The following table gives a short overview of the main HPC systems at RRZE and the development of number of cores, clock frequency, peak performance, etc.:
original Woody (w0xxx) | w10xx | w11xx | w12xx + w13xx | LiMa | Emmy | Meggie | |
---|---|---|---|---|---|---|---|
Year of installation | Q1/2007 | Q1/2012 | Q4/2013 | Q1/2016 + Q4/2016 | Q4/2010 | Q4/2013 | Q4/2016 |
total number of compute nodes | 222 | 40 | 72 | 8 + 56 | 500 | 560 | 728 |
total number of cores | 888 | 160 | 288 | 32 + 224 | 6000 | 11200 | 14560 |
double precision peak performance of the complete system | 10 TFlop/s | 4.5 TFlop/s | 15 TFlop/s | 1.8 + 12.5 TFlop/s | 63 TFlop/s | 197 TFlop/s | ~0.5 PFlop/s (assuming the non-AVX base frequency as AVX turbo frequency) |
increase of peak performance of the complete system compared to Woody | 1.0 | 0.4 | 0.8 | 0.2 + 1.25 | 6.3 | 20 | 50 |
max. power consumption of compute nodes and interconnect | 100 kW | 7 kW | 10 kW | 2 + 6,5 kW | 200 kW | 225 kW | ~200 kW |
Intel CPU generation | Woodcrest | SandyBridge (E3-1280) | Haswell (E3-1240 v3) | Skylake (E3-1240 v5) | Westmere-EP (X5650) | IvyBridge-EP (E5-2660 v2) | Intel Broadwell EP (E5-2630 v4) |
base clock frequency | 3.0 GHz | 3.5 GHz | 3.4 GHz | 3.5 GHz | 2.66 GHz | 2.2 GHz | 2.2 GHz |
number of sockets per node | 2 | 1 | 1 | 1 | 2 | 2 | 2 |
number of (physical) cores per node | 4 | 4 | 4 | 4 | 12 | 20 | 20 |
SIMD vector lenth | 128 bit (SSE) | 256 bit (AVX) | 256 bit (AVX+FMA) | 256 bit (AVX+FMA) | 128 bit (SSE) | 256 bit (AVX) | 256 bit (AVX+FMA) |
maximum single precision peak performance per node | 96 GFlop/s | 224 GFlop/s | 435 GFlop/s | 448 GFlop/s | 255 GFlop/s | 704 GFlop/s | 1408 GFlop/s |
peak performance per node compared to Woody | 1.0 | 2.3 | 4.5 | 4.5 | 2.6 | 7.3 | 14.7 |
single precision peak performance of serial, non-vectorized code | 6 GFlop/s | 7.0 GFlop/s | 6.8 GFlop/s | 7.0 GFlop/s | 5.3 GFlop/s | 4.4 GFlop/s | 4.4 GFlop/s |
performance for unoptimized serial code compared to Woody | 1.0 | 1.17 | 1.13 | 1.17 | 0.88 | 0.73 | 0.73 |
main memory per node | 8 GB | 8 GB | 8 GB | 16 GB / 32 GB | 24 GB | 64 GB | 64 GB |
memory bandwidth per node | 6.4 GB/s | 20 GB/s | 20 GB/s | 25 GB/s | 40 GB/s | 80 GB/s | 100 GB/s |
memory bandwidth compared to Woody | 1.0 | 3.1 | 3.1 | 3.9 | 6.2 | 13 | 15.6 |
If one only looks at the increase of peak performance of the complete Emmy systems only, the world is bright: 20x increase in 6 years. Not bad.
However, if one has an unoptimized (i.e. non-vectorized) serial code which is compute bound, the speed on the latest system coming in 2013 will only be 73% of the one bought in 2007! The unoptimized (i.e. non-vectorized) serial code can neither benefit from the wider SIMD units nor from the increased number of cores per node but suffers from the decreased clock frequency.

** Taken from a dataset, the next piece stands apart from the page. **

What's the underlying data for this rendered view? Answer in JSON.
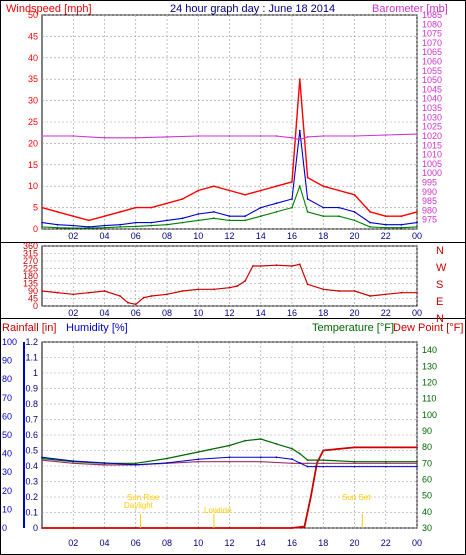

But also optimized parallel codes are challenged: the degree of parallelism increased from Woody to Emmy by a factor of 25. You remember Amdahl’s law (link to Wikipedia) for strong scaling? To scale up to 20 parallel processes, it is enough if 95% of the runtime can be executed in parallel, i.e. 5% can remain non-parallel. To scale up to 11200 processes, less then 0.01% must be executed non-parallel and there must be no other overhead, e.g. due to communication or HALO exchange!